Cada um com seu nariz

O episódio envolvendo o jogador Gabriel, atacante do Flamengo, esta semana, provocou muitas reflexões. A gravidade e absurdo do crime contra saúde pública em si e a contravenção sobre jogos de azar, seria redundante discutir em meio a calamidade que vivemos; mas o que veio depois é que quero salientar.

Desde a maneira arrogante com que se dirigiu aos policiais, até a patética declaração onde afirma que apenas saiu com alguns amigos sem saber onde estava indo para jantar e que não se deu conta de que se tratava não de um restaurante, mas de um cassino. Se não sabe a diferença de uma ficha, uma roleta e um belo prato de comida, espero que nunca precise ser medicado com um supositório. Não bastasse a cara de pau de se esconder debaixo de uma mesa, declarou que saiu de cabeça erguida, desconsiderando a cena veiculada em rede nacional onde nitidamente deixou o recinto com uma blusa branca cobrindo o rosto.

Muitas vezes corremos o risco de deslizar na falta de cuidado e de tomar atitudes irresponsáveis conosco e com os outros, mas no caso de um ídolo e por todo universo que envolve, ser flagrado na clandestinidade ficou emblemático. O exemplo de falta de respeito às leis, bom senso e de vergonha na cara.

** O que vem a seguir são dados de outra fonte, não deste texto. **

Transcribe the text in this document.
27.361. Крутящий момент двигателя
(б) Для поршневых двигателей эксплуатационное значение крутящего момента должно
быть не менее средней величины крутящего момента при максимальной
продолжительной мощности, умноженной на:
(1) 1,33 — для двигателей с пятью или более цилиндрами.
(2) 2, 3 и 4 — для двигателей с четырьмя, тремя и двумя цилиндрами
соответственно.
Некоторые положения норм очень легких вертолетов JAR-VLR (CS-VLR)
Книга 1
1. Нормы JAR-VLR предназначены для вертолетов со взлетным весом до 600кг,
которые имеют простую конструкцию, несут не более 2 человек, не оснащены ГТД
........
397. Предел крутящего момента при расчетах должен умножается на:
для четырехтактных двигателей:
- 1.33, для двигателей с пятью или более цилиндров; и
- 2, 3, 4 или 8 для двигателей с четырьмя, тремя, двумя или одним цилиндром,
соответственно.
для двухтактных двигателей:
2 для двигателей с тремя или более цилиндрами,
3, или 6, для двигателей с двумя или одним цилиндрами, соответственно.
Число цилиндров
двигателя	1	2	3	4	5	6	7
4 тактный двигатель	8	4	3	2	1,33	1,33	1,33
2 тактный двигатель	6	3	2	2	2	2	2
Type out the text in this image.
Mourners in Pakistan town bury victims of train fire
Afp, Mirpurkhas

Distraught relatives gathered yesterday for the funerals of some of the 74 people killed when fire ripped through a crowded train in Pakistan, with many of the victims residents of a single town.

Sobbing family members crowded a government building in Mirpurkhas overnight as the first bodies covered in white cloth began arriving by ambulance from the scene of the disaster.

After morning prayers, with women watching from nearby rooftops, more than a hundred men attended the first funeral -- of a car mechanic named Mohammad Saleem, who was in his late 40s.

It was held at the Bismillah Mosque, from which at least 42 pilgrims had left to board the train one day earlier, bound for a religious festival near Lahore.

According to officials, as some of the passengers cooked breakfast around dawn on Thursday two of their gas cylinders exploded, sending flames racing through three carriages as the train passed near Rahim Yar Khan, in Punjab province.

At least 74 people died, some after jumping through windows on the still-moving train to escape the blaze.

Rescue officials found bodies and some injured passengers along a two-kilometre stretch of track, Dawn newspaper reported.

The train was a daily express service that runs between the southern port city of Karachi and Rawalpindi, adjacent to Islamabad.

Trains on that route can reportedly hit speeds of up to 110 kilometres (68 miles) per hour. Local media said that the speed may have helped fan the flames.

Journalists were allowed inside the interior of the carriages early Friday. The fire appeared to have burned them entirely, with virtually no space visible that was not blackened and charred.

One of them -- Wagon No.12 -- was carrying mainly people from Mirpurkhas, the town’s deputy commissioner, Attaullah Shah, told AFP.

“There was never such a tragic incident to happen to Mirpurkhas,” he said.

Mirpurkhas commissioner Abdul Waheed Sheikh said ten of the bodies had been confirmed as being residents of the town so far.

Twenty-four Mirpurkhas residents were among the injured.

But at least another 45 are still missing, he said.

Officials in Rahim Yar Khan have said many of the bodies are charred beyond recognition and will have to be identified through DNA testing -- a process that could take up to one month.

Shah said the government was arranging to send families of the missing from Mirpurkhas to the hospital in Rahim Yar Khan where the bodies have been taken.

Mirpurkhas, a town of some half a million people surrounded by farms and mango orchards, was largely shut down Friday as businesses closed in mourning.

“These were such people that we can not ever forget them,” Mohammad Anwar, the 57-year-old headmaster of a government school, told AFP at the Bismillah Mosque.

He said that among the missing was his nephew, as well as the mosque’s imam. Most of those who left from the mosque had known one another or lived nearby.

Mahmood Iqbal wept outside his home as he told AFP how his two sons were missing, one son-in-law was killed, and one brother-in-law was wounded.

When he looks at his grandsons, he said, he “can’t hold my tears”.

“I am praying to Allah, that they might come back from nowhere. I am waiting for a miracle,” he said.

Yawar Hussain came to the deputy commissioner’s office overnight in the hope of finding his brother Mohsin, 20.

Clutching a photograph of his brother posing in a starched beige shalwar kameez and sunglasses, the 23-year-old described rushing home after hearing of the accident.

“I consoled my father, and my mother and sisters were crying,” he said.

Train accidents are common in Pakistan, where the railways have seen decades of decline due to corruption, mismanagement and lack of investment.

O duro é que vejo atitudes igualmente egoístas por parte de muita gente. Parece que se tornou cultural na sociedade a insistência em ver à frente, somente o próprio nariz. Um dono de padaria que se mantém na neutralidade, vira uma fera se o governo ousar falar que vai ser preciso fechar, mas se o fechamento for para outro segmento, está tudo certo. Da mesma forma, o mundo pode estar acabando, mas o seu salário cai todo mês pela sua estabilidade, sua rua é asfaltada e dá para ficar uns dias em casa vendo Netflix, está tudo em paz. O governante não presta, mas se alguma coisa me beneficiar, eu finjo que está tudo bem.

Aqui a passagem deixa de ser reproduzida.